Mifune made 16 films with Kurosawa, beginning in 1948 with “Drunken Angel” through 1965 when the two men made “Red Beard” together and it was then that their working together ended. Okazaki does not give us a clear reason why the collaboration stopped. Scorcese says that perhaps they had just used each other up. The documentary does capture the impact this falling out had on Mifune, who became consumed by the demands of his own production company and turned to well-paid but often inferior international productions to finance his lifestyle.
The dynamic between between Mifune and Kurosawa animates the documentary and give it a sense of purpose making us forget the other shortcomings of the documentary. Okazaki seems to have a great deal of information including interviews, research, film clips, and archival stills, but he simply doesn’t seem to know what he wants to say with them.

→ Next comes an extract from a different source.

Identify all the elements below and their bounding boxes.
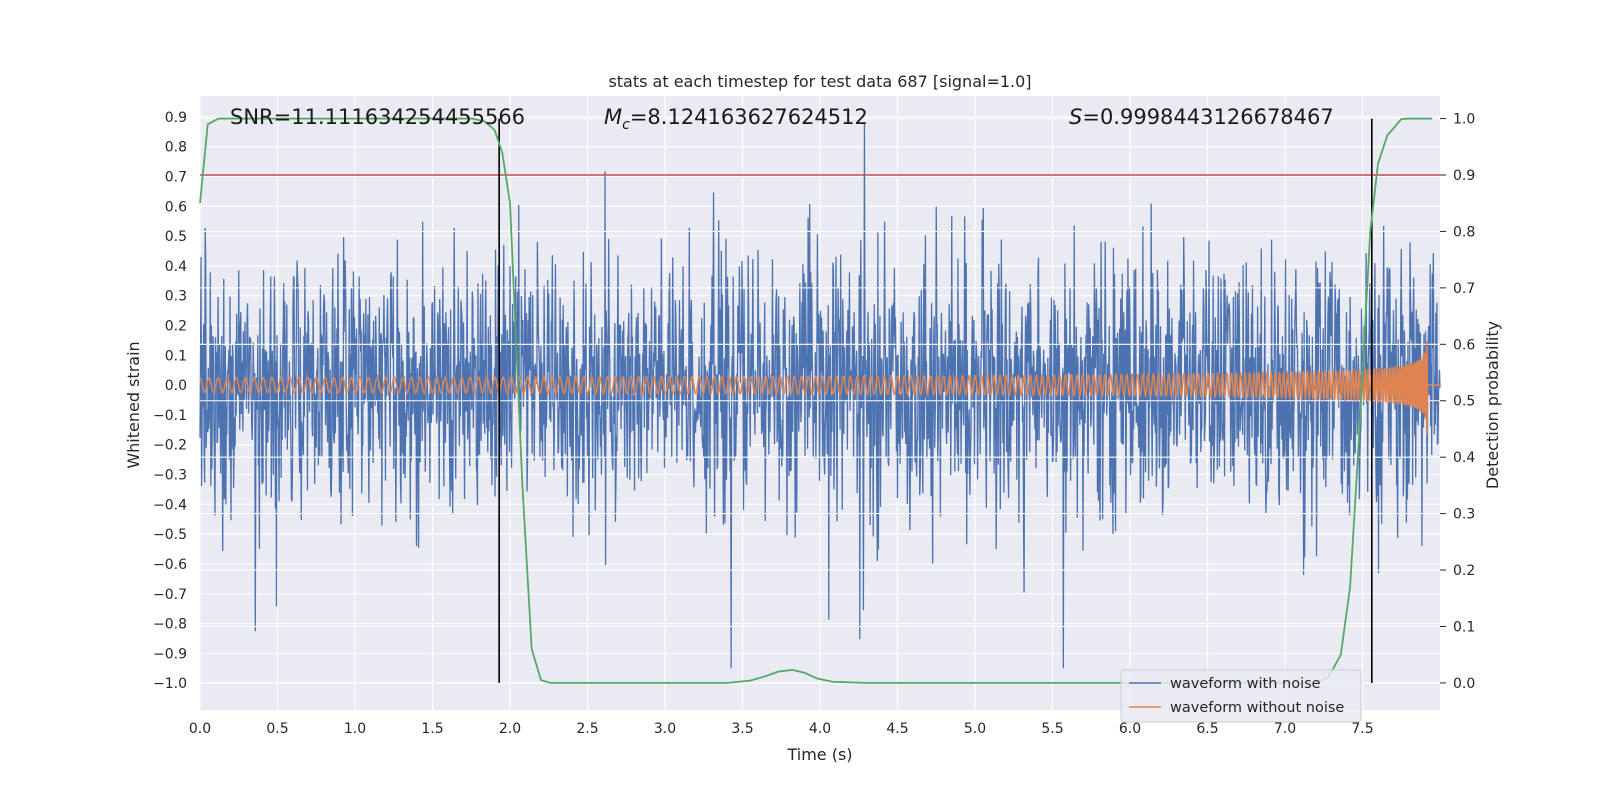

The documentary’s focus is on the actor’s iconic roles, his contribution to world cinema and his legacy as one of the greatest film actors of all time. We see his discovery as an actor and then places him into the history of Japanese cinema, a place of esteem and high respect. While Mifune is the primary focus of the documentary, Akira Kurosawa’s story runs parallel to it. Their collaboration was so intense that the story of one cannot be told without the story of the other. Their relationship dominates a fair section of the film as behind the scenes stories are told about their biggest hits. Mifune’s peers speak about their time with him and the effect he had on all their lives. In between the anecdotes, Scorsese and Spielberg speak to their own experiences with the man and how his and Kurosawa’s films helped shape Hollywood’s own approach to cinema.
While it is very enjoyable and educational to hear the stories and see the film clips from Mifune’s filmography, the documentary does not go anywhere beyond the standard talking head format, and there is really not much attention paid to his life outside of cinema, until toward the end when he was of poor health. His film were such an important part of his life so in order to know the man, we must also know his movies and sometimes this kind of film is all one needs to celebrate such a great talent. This is definitely a film for fans and a terrific primer to introduce young filmmakers to Mifune.
Keanu Reeves, is the narrator and he starts with two sections that set the stage for Mifune’s career. The first stage reminds us of the long popularity in Japan of “chanbara” or sword-fighting movies and this is where going well back into the silent era. The second stage is when the industry was nationalized to make war propaganda films. This is where Kurosawa got his start with Mifune. After the war, what was left of the film industry was one of the few places people could still find work. Despite no great passion for it, Mifune fell into acting and Kurosawa recognized his natural talents and created and built building roles around him thus letting him have far more leeway than he granted most of his cast and crew. The results have spoken for themselves over and over again.